1768. Charlotte arrives in Naples to marry a man she has never met. Two years later, her sister Antoine is sent to France to marry another stranger. In the mirrored corridors of Versailles, they rename her Marie Antoinette.
But the sisters are not powerless. When they were only children, Charlotte and Antoine discovered a book of spells – spells that seem to work, with dark and unpredictable consequences.
In a world of vicious court politics, of discovery and dizzying change, Charlotte and Antoine use their secret skills to redefine their lives, becoming the most influential women of the age.
But every spell requires a sacrifice. As love between the sisters turns to rivalry, they will send Europe spiralling into revolution.
Publication details: 17 February 2022, by HarperVoyager. Review copy provided by the publisher.
Firstly, The Embroidered Book is a very comprehensively researched account of the lives of Marie Antoinette and her older sister Maria Carolina (Charlotte). Marie Antoinette’s life is well-chronicled, but I knew basically nothing about Charlotte coming into this book, and there were lots of interesting tidbits that had me pulling up Wikipedia. (Though I am still struggling a little with the concept of her giving birth 18 times, especially given what an awful person her husband was). There’s also some cameos from other historical figures, most notably Lafayette.
Overall, I thought Heartfield did a good job with making her subjects seem like the flawed humans they were; she doesn’t shy away from the failures of all of Europe’s monarchs during this period, while also acknowledging that the challenges that female rulers faced in terms of sexism and their lack of preparedness to rule. I both felt bad for them, and completely understood why their subjects hated them. The relationship between the sisters isn’t quite as passionate (for good or bad) as the blurb suggests. Heartfield tries her best, but there’s only so much that can be done when the characters in question only interact by correspondence and enchanted portraits for three decades, and have greater interactions with characters that are ultimately secondary at best. But for the most part, it’s an interesting character study.

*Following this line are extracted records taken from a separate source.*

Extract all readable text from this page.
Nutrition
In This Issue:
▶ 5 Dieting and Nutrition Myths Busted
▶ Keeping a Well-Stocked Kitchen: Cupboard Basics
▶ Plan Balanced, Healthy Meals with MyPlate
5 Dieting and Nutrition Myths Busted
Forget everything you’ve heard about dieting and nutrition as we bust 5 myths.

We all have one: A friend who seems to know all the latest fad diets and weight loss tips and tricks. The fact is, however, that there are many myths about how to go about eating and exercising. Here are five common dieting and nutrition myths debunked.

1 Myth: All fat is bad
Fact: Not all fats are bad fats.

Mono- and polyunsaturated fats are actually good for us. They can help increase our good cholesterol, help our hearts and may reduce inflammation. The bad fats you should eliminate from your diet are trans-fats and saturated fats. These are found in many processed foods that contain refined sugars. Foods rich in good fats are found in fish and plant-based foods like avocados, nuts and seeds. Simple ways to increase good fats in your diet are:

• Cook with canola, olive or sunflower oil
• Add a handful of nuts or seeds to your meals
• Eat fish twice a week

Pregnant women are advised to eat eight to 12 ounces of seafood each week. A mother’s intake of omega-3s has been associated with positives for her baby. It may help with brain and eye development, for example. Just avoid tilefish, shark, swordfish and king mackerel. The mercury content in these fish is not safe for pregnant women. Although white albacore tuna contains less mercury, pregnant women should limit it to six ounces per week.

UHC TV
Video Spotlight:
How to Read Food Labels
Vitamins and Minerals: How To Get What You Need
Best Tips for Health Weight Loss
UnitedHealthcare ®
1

Where this book fell flat for me is… well, I’m still not sure why this was a historical fantasy, because the magic system and the associated conflicts don’t really add anything to the story except a cool concept, and a few hundred extra words. The magic system is genuinely one of the more interesting ones I’ve come across, as it requires the magician to make a sacrifice, typically in the form of an emotional connection or a memory. The more powerful the magic, the greater the sacrifice. There’s some interesting musings about what this might mean, but for the majority of the book I’m not actually sure it means much… except that occasionally the characters might forget a previous conversation, or feel no real love for a pet.
The Embroidered Book also tries to introduce a broader conflict – between those who want to keep magic secret tightly controlled, and only taught to a select few, and those who want to throw open the floodgates and make magic more freely spoken about. There’s lots of skulking about, and threats to both queens’ lives due to their knowledge of magic, but it ultimately goes nowhere. The network of magicians and the consequences of their actions for the wider world are too broadly sketched to be really meaningful, and the book introduces people who could be dangerous, but then forgets about them. And meanwhile, the real problems that led to the French Revolution truck along, and we end up exactly where real history took us, without magic really changing a thing.
All of which led to a book that for me was interesting, with real potential, but ultimately not as satisfying as I might have liked.